Na plac przybyło kilkaset pocztów sztandarowych z całej Polski, w tym górnicy, hutnicy oraz delegacje związkowców, m.in. z Kujaw, Wielkopolski. Widać było chorągiewki solidarnościowe, gdańskie, papieskie i narodowe, a także Unii Europejskiej. Sąsiadująca z placem brama nr 2 Stoczni Gdańskiej tonie w kwiatach.

Przyszły całe rodziny. Porządku pilnowało kilkuset policjantów oraz strażników miejskich. Służbę pełnili harcerze rozdający wodę - dzień jest upalny. Przygotowano punkty medyczne na wypadek zasłabnięć.

Centrum Gdańska jest niemal całkowicie wyludnione; ruch w części miasta jest zamknięty i przeznaczony tylko dla kolumn VIP-ów. Po ulicach chodzą nieliczni przechodnie. Wielu gdańszczan przesiadło się tego dnia na rowery, którymi można wjechać do centrum. Niektóre kioski nie dostały porannej prasy.
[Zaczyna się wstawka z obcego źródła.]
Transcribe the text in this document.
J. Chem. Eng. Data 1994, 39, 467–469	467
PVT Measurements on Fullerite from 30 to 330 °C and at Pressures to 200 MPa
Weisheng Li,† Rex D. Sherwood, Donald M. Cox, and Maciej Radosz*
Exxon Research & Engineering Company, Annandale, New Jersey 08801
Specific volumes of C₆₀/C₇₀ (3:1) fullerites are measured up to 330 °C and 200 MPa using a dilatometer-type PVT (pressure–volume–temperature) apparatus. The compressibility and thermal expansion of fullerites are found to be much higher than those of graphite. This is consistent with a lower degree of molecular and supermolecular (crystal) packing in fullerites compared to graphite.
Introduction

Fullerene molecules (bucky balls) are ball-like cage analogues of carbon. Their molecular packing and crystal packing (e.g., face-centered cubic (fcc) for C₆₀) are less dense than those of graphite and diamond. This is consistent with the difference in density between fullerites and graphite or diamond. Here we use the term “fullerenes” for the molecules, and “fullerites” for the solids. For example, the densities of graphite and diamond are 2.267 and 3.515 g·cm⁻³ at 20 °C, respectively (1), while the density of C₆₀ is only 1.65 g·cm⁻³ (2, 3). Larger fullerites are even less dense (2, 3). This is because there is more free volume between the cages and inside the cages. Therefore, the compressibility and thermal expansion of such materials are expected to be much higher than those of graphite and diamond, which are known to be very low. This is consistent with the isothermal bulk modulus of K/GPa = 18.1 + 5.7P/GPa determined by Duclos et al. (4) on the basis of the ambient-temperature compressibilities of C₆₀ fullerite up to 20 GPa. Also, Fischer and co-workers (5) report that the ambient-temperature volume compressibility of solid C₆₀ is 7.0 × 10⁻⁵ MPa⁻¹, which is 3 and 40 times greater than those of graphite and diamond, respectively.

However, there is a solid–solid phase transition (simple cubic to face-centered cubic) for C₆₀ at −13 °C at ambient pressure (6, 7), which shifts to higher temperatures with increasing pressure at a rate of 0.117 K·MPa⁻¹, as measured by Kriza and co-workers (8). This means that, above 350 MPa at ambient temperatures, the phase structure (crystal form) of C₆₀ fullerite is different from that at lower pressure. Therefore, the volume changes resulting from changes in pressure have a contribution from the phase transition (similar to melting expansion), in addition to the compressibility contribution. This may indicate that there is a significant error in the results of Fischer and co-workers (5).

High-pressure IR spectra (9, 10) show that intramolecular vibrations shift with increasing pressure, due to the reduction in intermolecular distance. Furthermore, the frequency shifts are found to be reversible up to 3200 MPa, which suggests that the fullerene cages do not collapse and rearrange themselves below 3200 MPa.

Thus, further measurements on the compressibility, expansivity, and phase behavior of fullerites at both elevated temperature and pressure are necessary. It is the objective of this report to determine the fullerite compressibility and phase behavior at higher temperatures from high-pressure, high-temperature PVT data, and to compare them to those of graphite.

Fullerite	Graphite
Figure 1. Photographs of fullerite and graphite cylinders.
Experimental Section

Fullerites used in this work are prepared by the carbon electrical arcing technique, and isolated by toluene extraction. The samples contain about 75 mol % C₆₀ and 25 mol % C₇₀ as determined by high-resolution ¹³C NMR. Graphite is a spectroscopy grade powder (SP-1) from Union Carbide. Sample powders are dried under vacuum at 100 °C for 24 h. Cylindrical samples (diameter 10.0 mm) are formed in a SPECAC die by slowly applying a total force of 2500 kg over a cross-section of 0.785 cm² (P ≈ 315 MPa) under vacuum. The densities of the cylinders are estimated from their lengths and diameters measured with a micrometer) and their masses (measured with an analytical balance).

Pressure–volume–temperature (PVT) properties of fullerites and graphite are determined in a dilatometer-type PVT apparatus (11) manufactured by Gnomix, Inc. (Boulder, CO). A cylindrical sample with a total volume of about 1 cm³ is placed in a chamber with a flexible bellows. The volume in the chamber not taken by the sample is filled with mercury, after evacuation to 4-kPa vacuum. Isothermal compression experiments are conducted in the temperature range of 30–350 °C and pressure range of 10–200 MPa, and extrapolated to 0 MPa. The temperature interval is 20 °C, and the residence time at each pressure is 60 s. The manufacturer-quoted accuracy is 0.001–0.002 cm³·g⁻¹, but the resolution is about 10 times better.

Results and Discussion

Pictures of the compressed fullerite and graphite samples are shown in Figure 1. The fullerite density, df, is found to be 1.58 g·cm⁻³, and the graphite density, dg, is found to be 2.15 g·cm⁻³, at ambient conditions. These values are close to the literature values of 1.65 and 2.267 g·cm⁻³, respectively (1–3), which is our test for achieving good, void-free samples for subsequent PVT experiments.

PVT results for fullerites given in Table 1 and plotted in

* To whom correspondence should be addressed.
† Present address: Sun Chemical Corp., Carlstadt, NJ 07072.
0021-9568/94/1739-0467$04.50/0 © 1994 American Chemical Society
Dodajmy, że dziś po raz pierwszy obchodzimy Dzień Solidarności i Wolności - nowe święto państwowe. Miesiąc temu ustanowili je posłowie, by upamiętnić „25. rocznicę historycznego zrywu Polaków do wolności". Urodziny Solidarności będą uczczone między innymi wykonaniem „Kantaty o Wolności”, Jana Kaczmarka.